1 Non è semplicemente uno “strumento pedagogico” per vivacizzare la celebrazione. Perché mai si è sviluppata questa idea? Forse perché l’esperienza liturgica è rimasta catturata da una rigida divisione tra “interno” ed “esterno”. Il discorso sulla partecipazione attiva si è ridotto a una serie di “accorgimenti esterni” che diano espressione al contenuto spirituale e dogmatico della liturgia. Questa via, cionondimeno, non permette di capire che cosa ci sia di veramente importante in tutto questo, confermando un primato dell’interiore sull’esteriore che non permette alcuna valorizzazione reale dell’azione rituale del culto.

2 Non è neppure una forma di “attivismo a oltranza”. In questo caso il modello distorto precedente viene confermato, anche se viene capovolto. Ossia conta solo un’esteriorità bene organizzata, nella quale ciascuno ha qualcosa da fare. Diventare attivi esteriormente diventa così l’unica garanzia per una “vera liturgia”. Ma in questo caso, come è evidente, ci si disperde nella cura cerimoniale di un’esteriorità che diventa autonoma e pericolosamente autoreferenziale.

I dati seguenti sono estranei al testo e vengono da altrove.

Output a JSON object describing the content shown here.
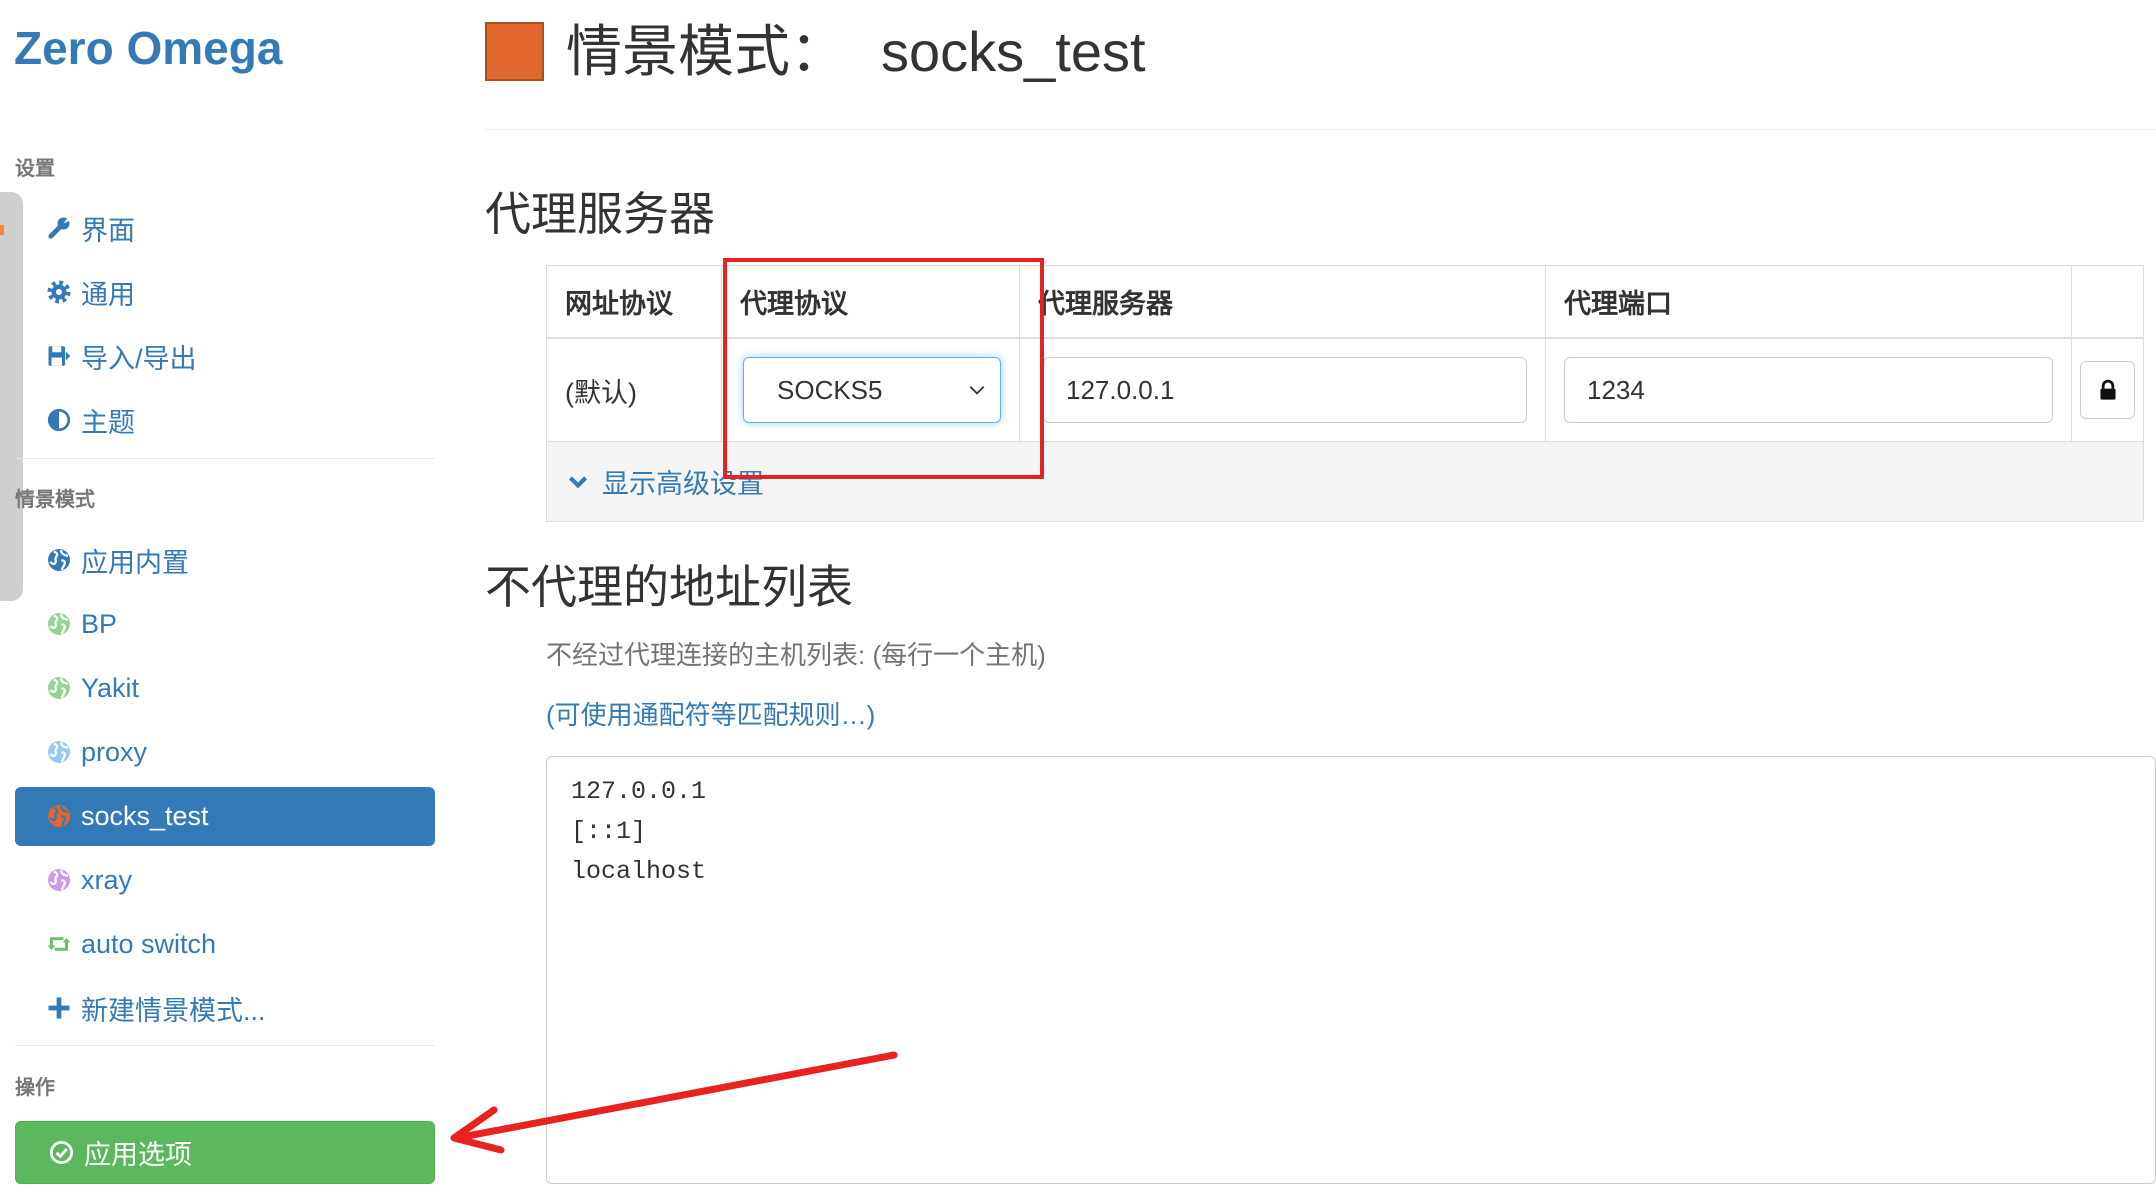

Le due deviazioni nell’interpretazione della partecipazione derivano dall’inerzia con cui il “modello classico” del partecipare ha interferito sulla nuova comprensione. Quel modello era rigorosamente interiore e prevedeva che ognuno, singolarmente, facesse durante la cerimonia sacra un’esperienza di devozione profonda. I “muti spettatori” erano, contemporaneamente, oranti e adoranti. Nel contesto pubblico della cerimonia esercitavano l’azione privata della preghiera. Tutto era risucchiato da questa comprensione, rigorosamente individuale e interiore. Persino la comunione era, normalmente, un atto di devozione privata in occasione (quasi sempre alla fine) di una cerimonia di celebrazione del sacrificio eucaristico. Non stupisce, quindi, che questo modello, che per secoli ha profondamente influito sulla spiritualità cattolica, abbia fatto sentire il suo influsso anche in questi ultimi 50 anni, ostacolando un’adeguata comprensione dello “stile” della actuosa participatio, e così determinando la duplice riduzione della partecipazione attiva al cerimonialismo e all’attivismo.

La riscoperta del corpo

È evidente, allora, che per venire a capo della questione dobbiamo tornare all’intenzione originaria che ha determinato la Chiesa cattolica a riscoprire la “partecipazione attiva” come criterio fondamentale della propria esperienza liturgica. Va detto, infatti, che tutto il cammino, prima del movimento liturgico e poi della riforma liturgica (fin da Pio XII), è cominciato proprio in vista di questa fondamentale riscoperta. Riscoperta della natura “popolare” della liturgia, ossia del fatto che ogni celebrazione liturgica è anzitutto un atto “di Cristo e della Chiesa”, nella loro inseparabile distinzione. Ciò che il concilio Vaticano II ha riscoperto è precisamente questa natura cristologica, pneumatologica ed ecclesiologica dell’azione simbolicorituale. Per questo essa viene riconosciuta come un’azione che viene compiuta, nello stesso tempo, da Dio e dal suo popolo, da Cristo e dalla sua Chiesa. Se l’azione è comune a tutti, che la celebrano ognuno a titolo diverso, ma nella comune celebrazione, allora il fatto di “non poter essere passivi e muti spettatori” non riguarda una preoccupazione pedagogica o attivistica, ma concerne la natura stessa dell’atto in questione. Quando si celebra l’eucaristia, i riti e le preghiere sono il linguaggio comune a tutta l’assemblea. Questo è il fondamento – l’unico vero fondamento – della riforma liturgica. La quale prende il suo significato dal riconoscersi come lo strumento che può rendere possibile e promuovere questo diverso modo di concepire e di vivere la liturgia della Chiesa. I riti e le preghiere (il famoso per ritus et preces di SC 48) diventano la scuola – per tutti – alla quale la Chiesa intera attinge per scoprire sempre meglio la propria vocazione e missione.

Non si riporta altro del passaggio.